Ruby nega di essere stata una prostituta, ma il giudice, Annamaria Gatto, le ricorda un’intercettazione in cui con una donna parlava di “tariffe” dopo un incontro. Ruby mormora il suo no quando le si chiede se ha avuto rapporti sessuali con l’allora presidente del Consiglio, ma il pm le contesta per esempio, gli sms che aveva scambiato con Luca Risso, suo attuale compagno, quando – durante un interrogatorio con gli avvocati – scriveva “siamo alle scene hard con il Presidente”. Ruby respinge al mittente anche la tesi che abbia incassato 5 milioni di euro, ma l’accusa le contesta gli appunti in cui aveva scritto “4 milioni e mezzo da B. fra due mesi”, una cifra molto vicina a quella in una telefonata a un suo amico: “Io ho parlato con Silvio e gli ho detto che ne voglio uscire con qualcosa: 5 milioni”. 

E così il racconto, pieno di “non ricordo” e smantellato con pazienza gentile, si snoda per tutto il pomeriggio. Ruby si difende spiegando che diceva “cavolate“, menzongne per farsi voler bene e millanterie per vantarsi: “Le bugie mi escono così”. Anche la frase usata con un amico: “Noemi è la pupilla, io son il culo” sarebbe stata una battuta, uno scherzo con un amico con cui usava un linguaggio “volgare” e che invano aveva corteggiato. E quando il giudice evoca la telefonata in cui la ragazza Ruby chiede al padre di raccomandare alla madre di non raccontare dei rapporti con il premier tenta di svicolare. Certo è per Ruby che “Berlusconi sapeva che avevo 23-24 anni”, ma anche in questo caso nelle intercettazioni la sua versione era un’altra: parlando con una signora sicialiana, madre di un amico, dice chiaramente che non vuole metterlo nei “casini”.

Ruby qualcosa ha confermato: durante le “cene eleganti” c’erano degli spettacoli, si ballava e c’era il palo da lap dance, le ospiti erano travestite da suore – come la Minetti-  o “da Boccassini”: ”Le ragazze si avvicinavano in modo sensuale mentre facevano i loro balletti, ma non ho mai visto contatti fisici”. Del resto Berlusconi le avrebbe consegnato buste con 2-3000 euro solo perché, come gli altri, si era commosso per la sua storia di ragazza malatrattata e povera. Infine erano “bugie” i riferimenti a pressioni di Berlusconi per nascondere la natura del loro rapporto contenuti in telefonate intercettate quando raccontava che doveva farsi passare per “pazza”. “Mi vantavo di cose mai successe – ha spiegato – dicevo di averlo sentito e che era innamorato, dicevo ‘mi coprirà d’oro’, ma erano tutte invenzioni”. 

Sulla famosa notte nella questura di Milano, tra il 27 e il 28 maggio 2010, Ruby ricorda che c’erano “Nicole Minetti, Michelle Conceicao e Miriam Loddo” e di aver parlato al telefono con lo stesso Berlusconi, che “era arrabbiato” e che le aveva chiesto “perché avevo detto tutte quelle cavolate”. Del resto secondo la ragazza ad Arcore, dove è stata “cinque, sei o sette volte”, lei si sarebbe esibita solo in un balletto di danza del ventre”, usando gli abiti regalati a Berlusconi da Gheddafi, autore dell’ormai famosa espressione bunga bunga.
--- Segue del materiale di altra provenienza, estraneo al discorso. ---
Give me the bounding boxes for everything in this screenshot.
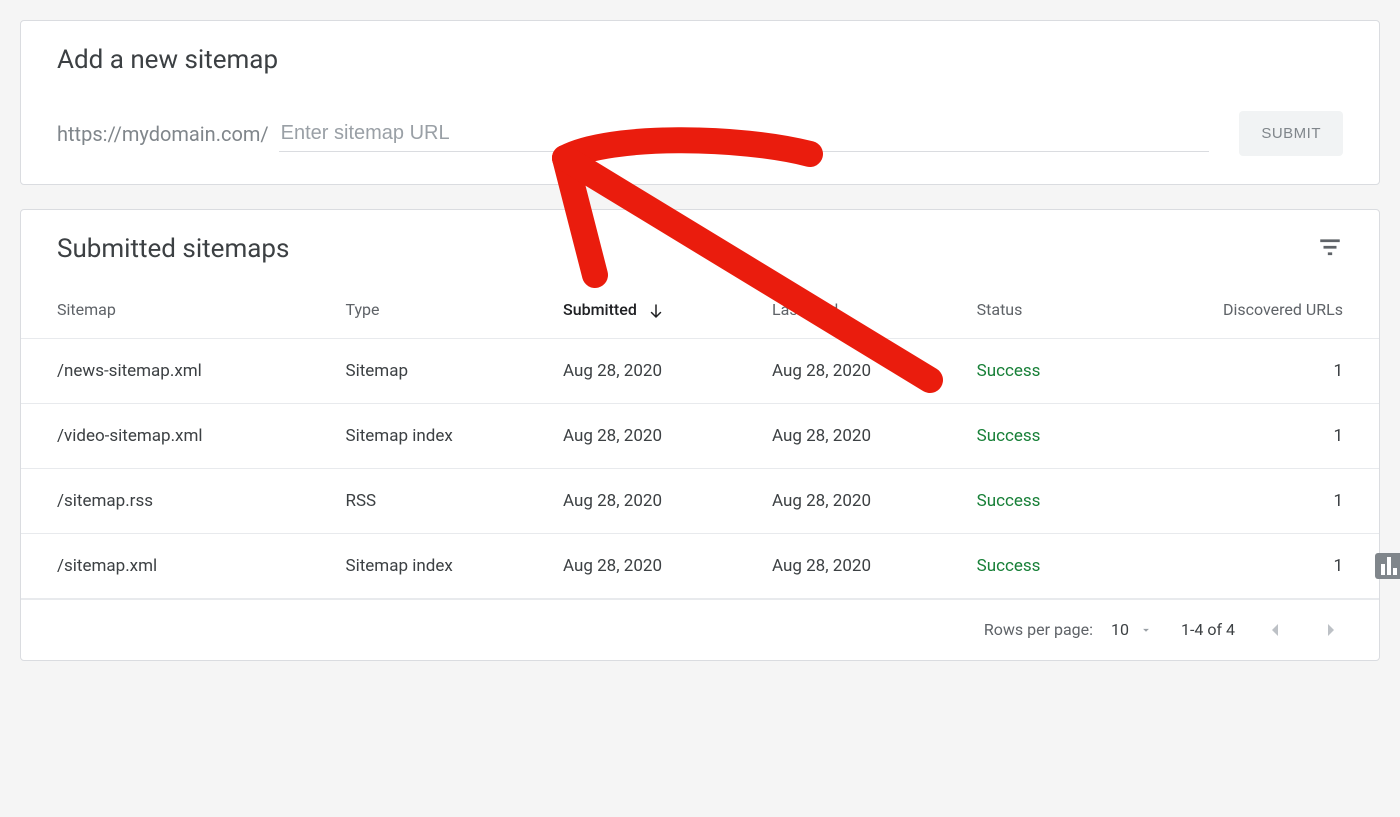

Conferma anche di aver avuto 30 mila euro da Giuseppe Spinelli, il ragioniere di Berlusconi e ufficiale pagatore delle Olgettine (tuttora stipendiate), per aprire un centro estetico in via della Spiga, a Milano, “il mio sogno”. Ma anche quella era una “cavolata” perché i soldi erano stati poi spesi diversamente. Dopo sei ore il sipario è calato sull’udienza, ma il 24 maggio la “cavolate” proseguiranno.